Using %q will translate every char with special meaning in the context of string literals into an escape sequence.
....
gives:

a string with "quotes" and
 new line

So what Lua returns is perfectly in line with the specs.

There have been cases where I've really disliked this particular choice. Both \<newline> and \n are indeed ways to embed a newline in a string literal. However, when using %q for human-readable log files, the choice it makes breaks up the natural formatting of one line per record. In those cases, \n is the better choice. Worse, lots of other control characters are left intact in the output where they might be lost, missed, or damaged by down-stream processes.

For my cases, adding %Q to mean do everything %q does but translate every byte outside the range of [\32-\126] to either a single-letter escape or to \<digits> (or better, \x<hex>) would still preserve the property that the string printed is legal Lua while removing any dependency on preserving control characters or any damage to log files or other relatively fixed-format uses.

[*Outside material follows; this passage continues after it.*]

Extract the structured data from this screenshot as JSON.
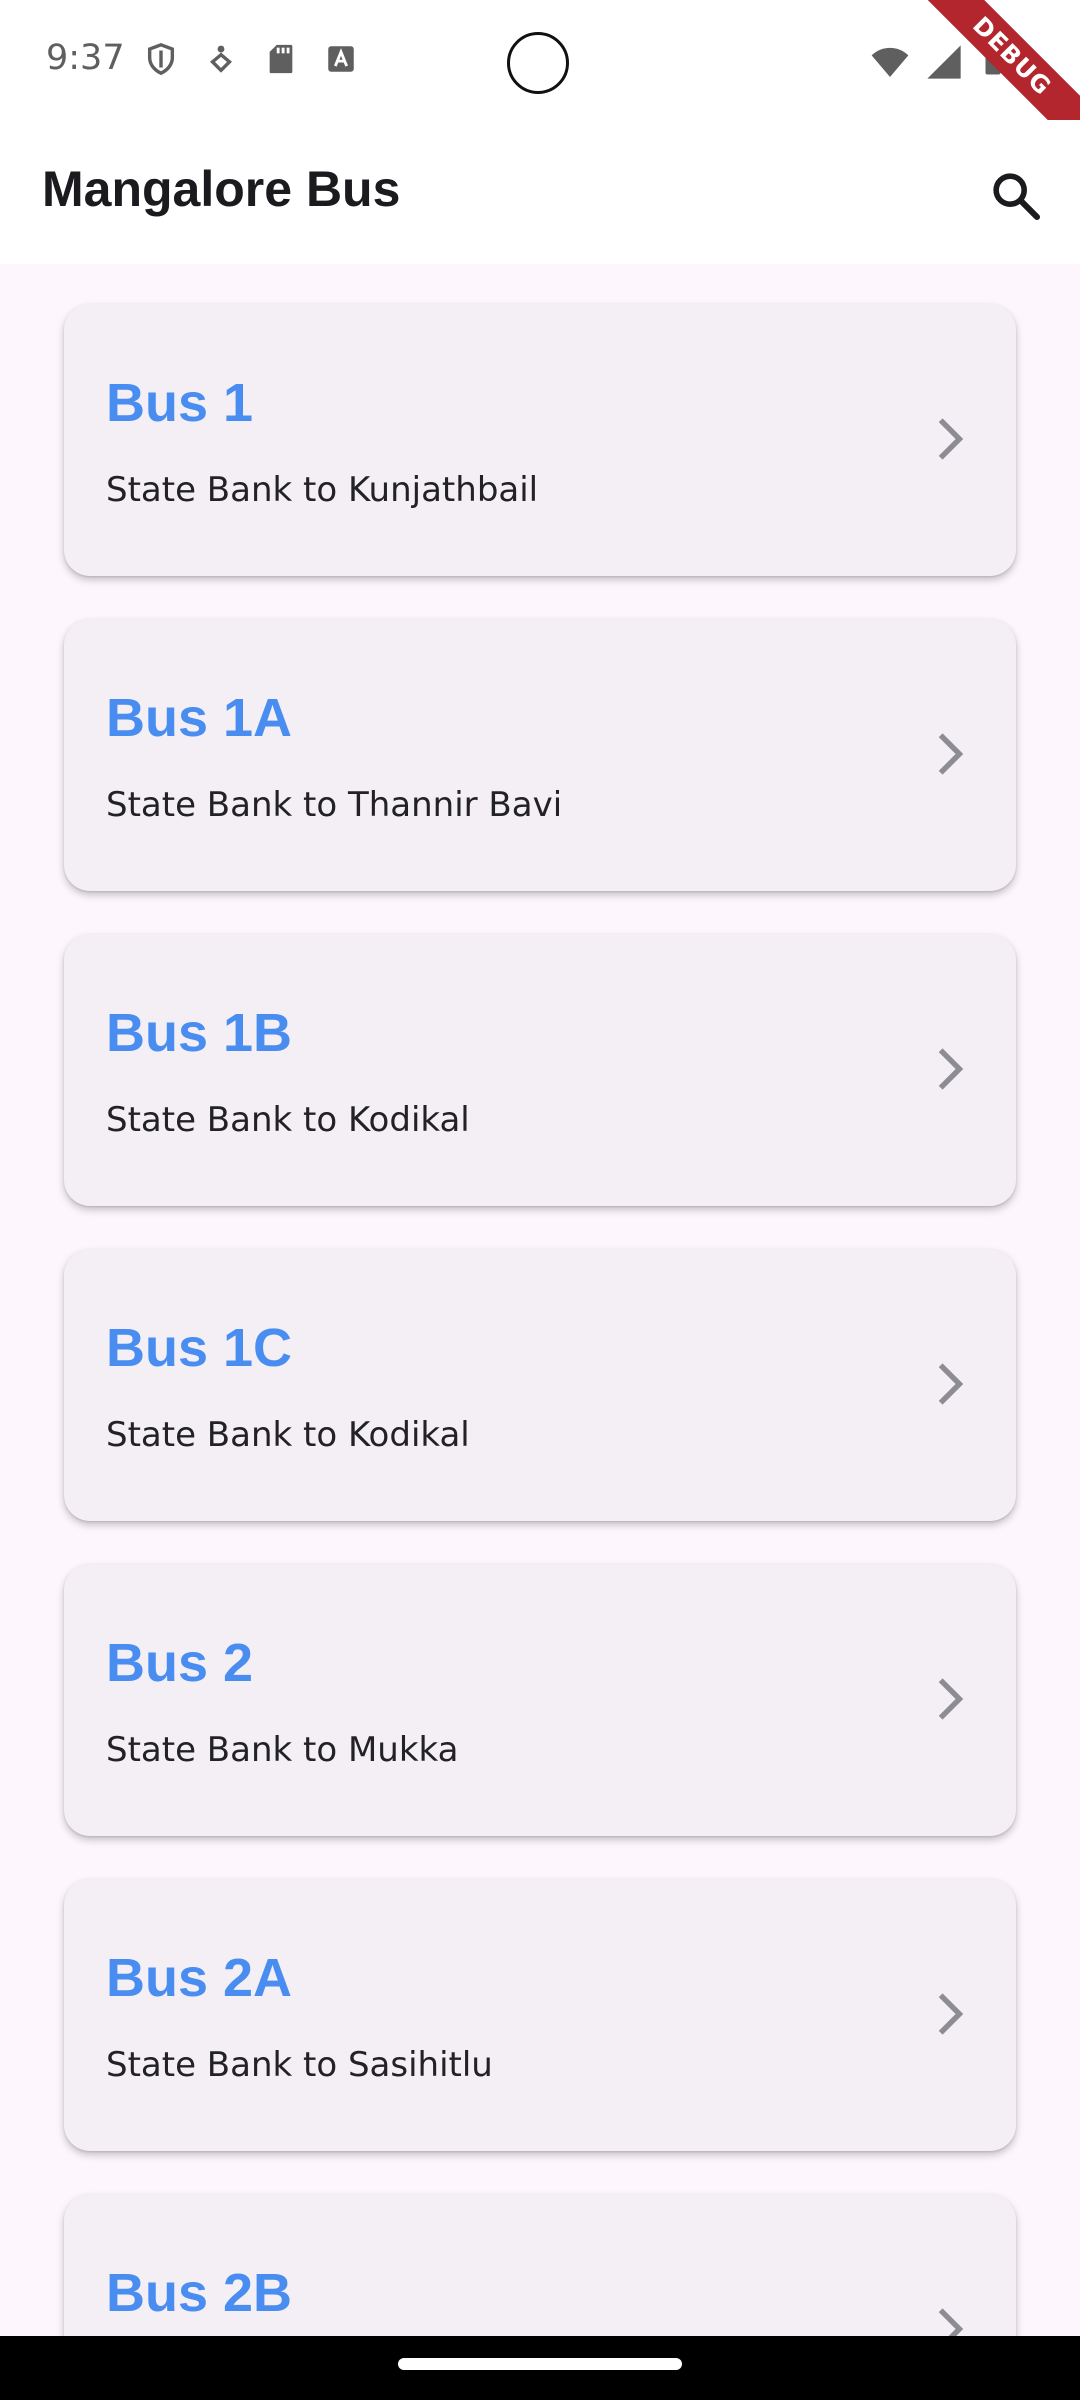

I note that in my Win7 console, Lua 5.1.4 does the following:

    C:...>lua -e "print(string.format('%q','abc\a'))"
    "abc"

It may or may not have emitted the \007 represented by the \a, but if so it was visually lost (and it didn't even go 'ding' so I've got some configuration details to check into also). Checking with GnuWin32's port of od(1) we learn that the \a was indeed in the string constant:

    C:...>lua -e "print(string.format('%q','abc\a'))" | od -t x1
    0000000 22 61 62 63 07 22 0d 0a
    0000010

If a human is expected to see the result of the %q, then I believe that a transform as I've described for %Q would be superior. I'd propose changing %q to do this, but I have no idea what unexpected consequences that might have. Adding a new format code has the advantage that it can't change the behavior of any working program. As a mnemonic, `Q` is obviously stronger than `q`, so it even makes sense.